[The Hidden Children by Robert W. Chambers]@TWC D-Link bookThe Hidden Children CHAPTER V 1/23
CHAPTER V. THE GATHERING Now, no sooner had we broken camp, covered our fire, packed, saddled, and mounted, than all around us, as we advanced, the wilderness began to wear an aspect very different to that brooding solitude which hitherto had been familiar to us--our shelter and our menace also. For we had proceeded on our deeply-trodden war trail no more than a mile or two before we encountered the raw evidences of an army's occupation.
Everywhere spotted leads, game trails, and runways had been hacked, trimmed, and widened into more open wood-walks; foot-paths enlarged to permit the passage of mounted men; cattle-roads cleared, levelled, made smoother for wagons and artillery; log bridges built across the rapid streams that darkled westward, swamps and swales paved with logs, and windfalls hewn in twain and the huge abattis dragged wide apart or burnt to ashes where it lay.

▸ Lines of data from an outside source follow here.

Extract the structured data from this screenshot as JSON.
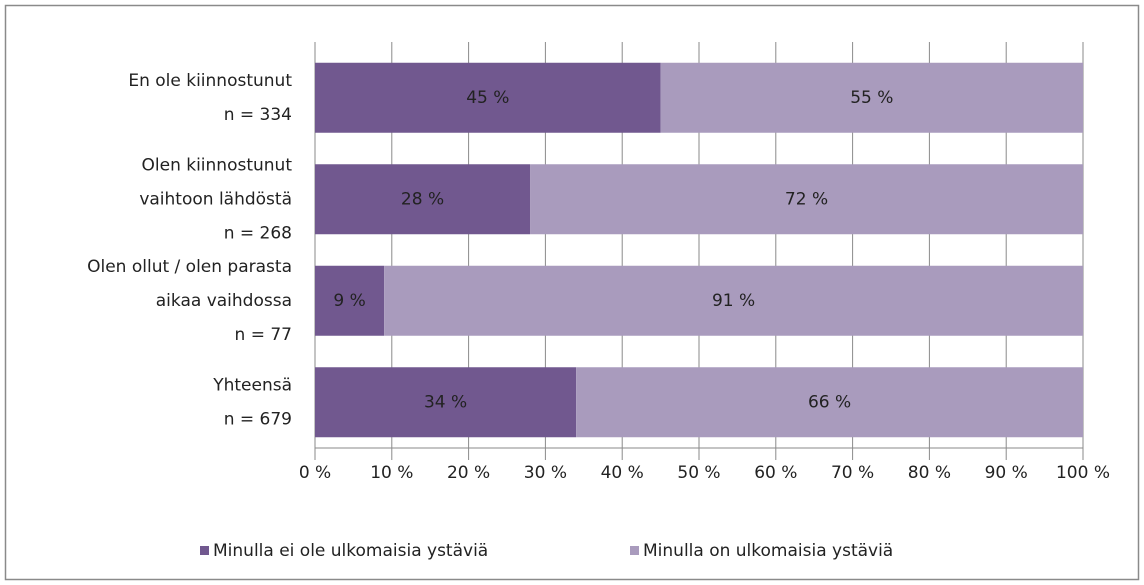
{
  "chart_data": {
    "type": "stacked-bar-horizontal",
    "categories": [
      [
        "En ole kiinnostunut",
        "n = 334"
      ],
      [
        "Olen kiinnostunut",
        "vaihtoon lähdöstä",
        "n = 268"
      ],
      [
        "Olen ollut / olen parasta",
        "aikaa vaihdossa",
        "n = 77"
      ],
      [
        "Yhteensä",
        "n = 679"
      ]
    ],
    "series": [
      {
        "name": "Minulla ei ole ulkomaisia ystäviä",
        "color": "#71588f",
        "values": [
          45,
          28,
          9,
          34
        ],
        "value_labels": [
          "45 %",
          "28 %",
          "9 %",
          "34 %"
        ]
      },
      {
        "name": "Minulla on ulkomaisia ystäviä",
        "color": "#a99bbd",
        "values": [
          55,
          72,
          91,
          66
        ],
        "value_labels": [
          "55 %",
          "72 %",
          "91 %",
          "66 %"
        ]
      }
    ],
    "xlim": [
      0,
      100
    ],
    "xticks": [
      {
        "value": 0,
        "label": "0 %"
      },
      {
        "value": 10,
        "label": "10 %"
      },
      {
        "value": 20,
        "label": "20 %"
      },
      {
        "value": 30,
        "label": "30 %"
      },
      {
        "value": 40,
        "label": "40 %"
      },
      {
        "value": 50,
        "label": "50 %"
      },
      {
        "value": 60,
        "label": "60 %"
      },
      {
        "value": 70,
        "label": "70 %"
      },
      {
        "value": 80,
        "label": "80 %"
      },
      {
        "value": 90,
        "label": "90 %"
      },
      {
        "value": 100,
        "label": "100 %"
      }
    ],
    "grid": true,
    "legend": "bottom"
  }
}
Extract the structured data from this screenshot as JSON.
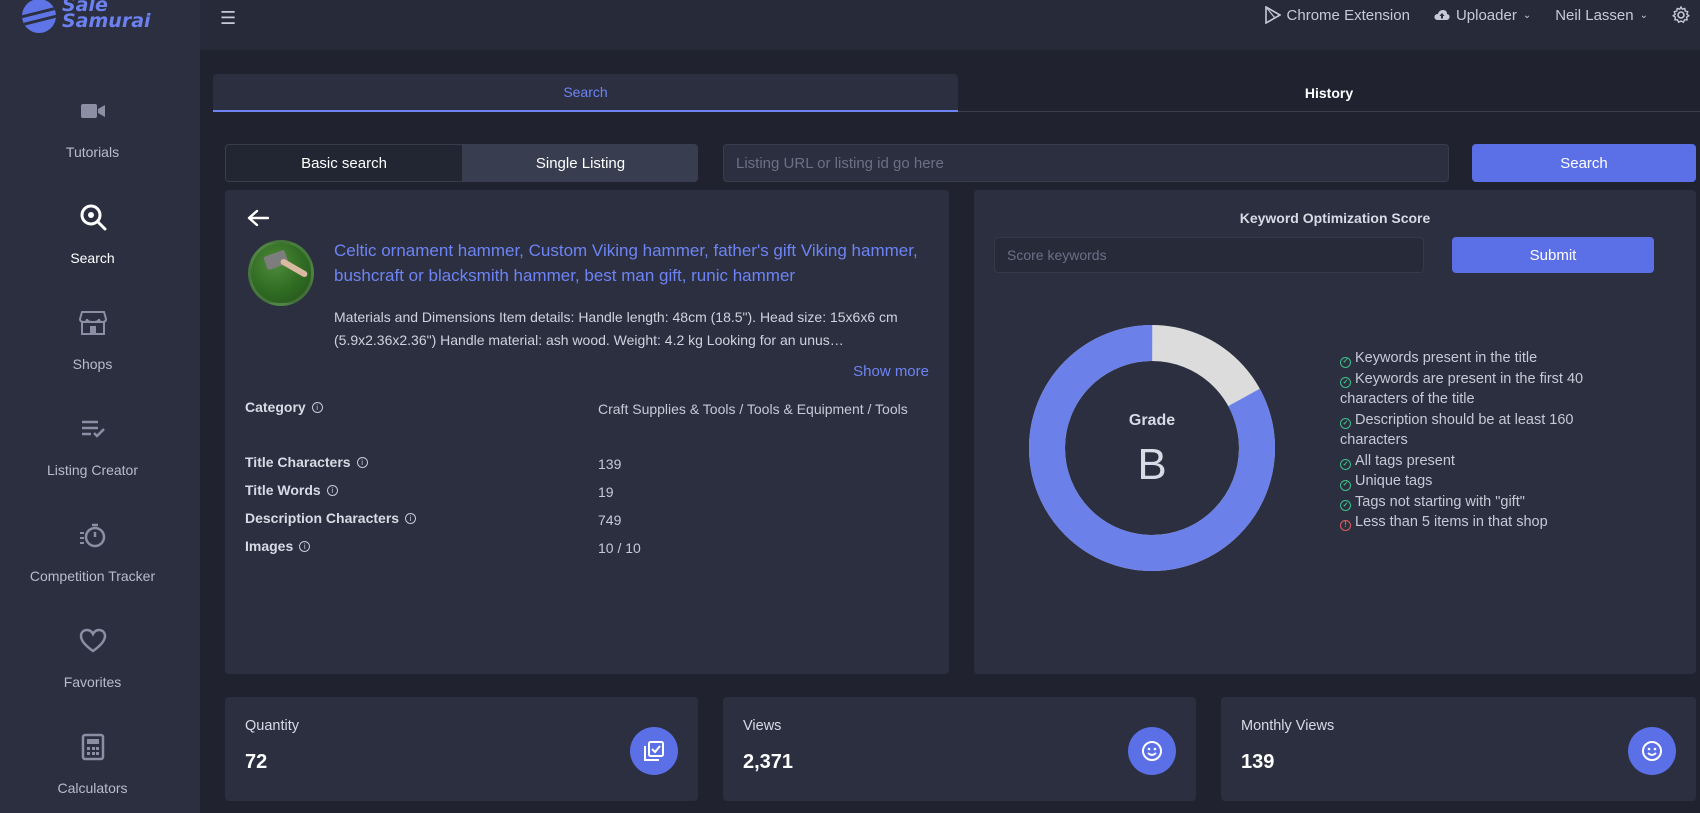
{
  "brand": {
    "line1": "Sale",
    "line2": "Samurai"
  },
  "sidebar": {
    "items": [
      {
        "label": "Tutorials",
        "icon": "video-camera-icon"
      },
      {
        "label": "Search",
        "icon": "search-icon",
        "active": true
      },
      {
        "label": "Shops",
        "icon": "storefront-icon"
      },
      {
        "label": "Listing Creator",
        "icon": "list-check-icon"
      },
      {
        "label": "Competition Tracker",
        "icon": "stopwatch-icon"
      },
      {
        "label": "Favorites",
        "icon": "heart-icon"
      },
      {
        "label": "Calculators",
        "icon": "calculator-icon"
      }
    ]
  },
  "topbar": {
    "chrome_extension": "Chrome Extension",
    "uploader": "Uploader",
    "user": "Neil Lassen"
  },
  "tabs": {
    "search": "Search",
    "history": "History"
  },
  "search": {
    "basic": "Basic search",
    "single": "Single Listing",
    "placeholder": "Listing URL or listing id go here",
    "button": "Search"
  },
  "listing": {
    "title": "Celtic ornament hammer, Custom Viking hammer, father's gift Viking hammer, bushcraft or blacksmith hammer, best man gift, runic hammer",
    "description": "Materials and Dimensions Item details: Handle length: 48cm (18.5\"). Head size: 15x6x6 cm (5.9x2.36x2.36\") Handle material: ash wood. Weight: 4.2 kg Looking for an unus…",
    "show_more": "Show more",
    "details": [
      {
        "label": "Category",
        "value": "Craft Supplies & Tools / Tools & Equipment / Tools"
      },
      {
        "label": "Title Characters",
        "value": "139"
      },
      {
        "label": "Title Words",
        "value": "19"
      },
      {
        "label": "Description Characters",
        "value": "749"
      },
      {
        "label": "Images",
        "value": "10 / 10"
      }
    ]
  },
  "score": {
    "title": "Keyword Optimization Score",
    "placeholder": "Score keywords",
    "submit": "Submit",
    "grade_label": "Grade",
    "grade": "B",
    "fill_fraction": 0.83,
    "fill_color": "#6b80e8",
    "rest_color": "#dcdcdc",
    "checks": [
      {
        "text": "Keywords present in the title",
        "ok": true
      },
      {
        "text": "Keywords are present in the first 40 characters of the title",
        "ok": true
      },
      {
        "text": "Description should be at least 160 characters",
        "ok": true
      },
      {
        "text": "All tags present",
        "ok": true
      },
      {
        "text": "Unique tags",
        "ok": true
      },
      {
        "text": "Tags not starting with \"gift\"",
        "ok": true
      },
      {
        "text": "Less than 5 items in that shop",
        "ok": false
      }
    ]
  },
  "stats": [
    {
      "label": "Quantity",
      "value": "72",
      "icon": "checklist-icon"
    },
    {
      "label": "Views",
      "value": "2,371",
      "icon": "smiley-icon"
    },
    {
      "label": "Monthly Views",
      "value": "139",
      "icon": "smiley-icon"
    }
  ],
  "colors": {
    "accent": "#5b6fe6",
    "link": "#6e84f5",
    "ok": "#3ec08a",
    "warn": "#e35d5d"
  }
}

Yet, still the high debris bristling from some fallen forest giant sprawling athwart the highway often delayed us.
Our details had not yet cleared out the road entirely. We were, however, within a wolf-hound's easy run to Cherry Valley, Fort Hunter, and the Mohawk--the outer edges of my own country.
Northeast of us lay Schenectady behind its fort; north of us lay my former home, Guy Park, and near it old Fort Johnson and Johnson Hall.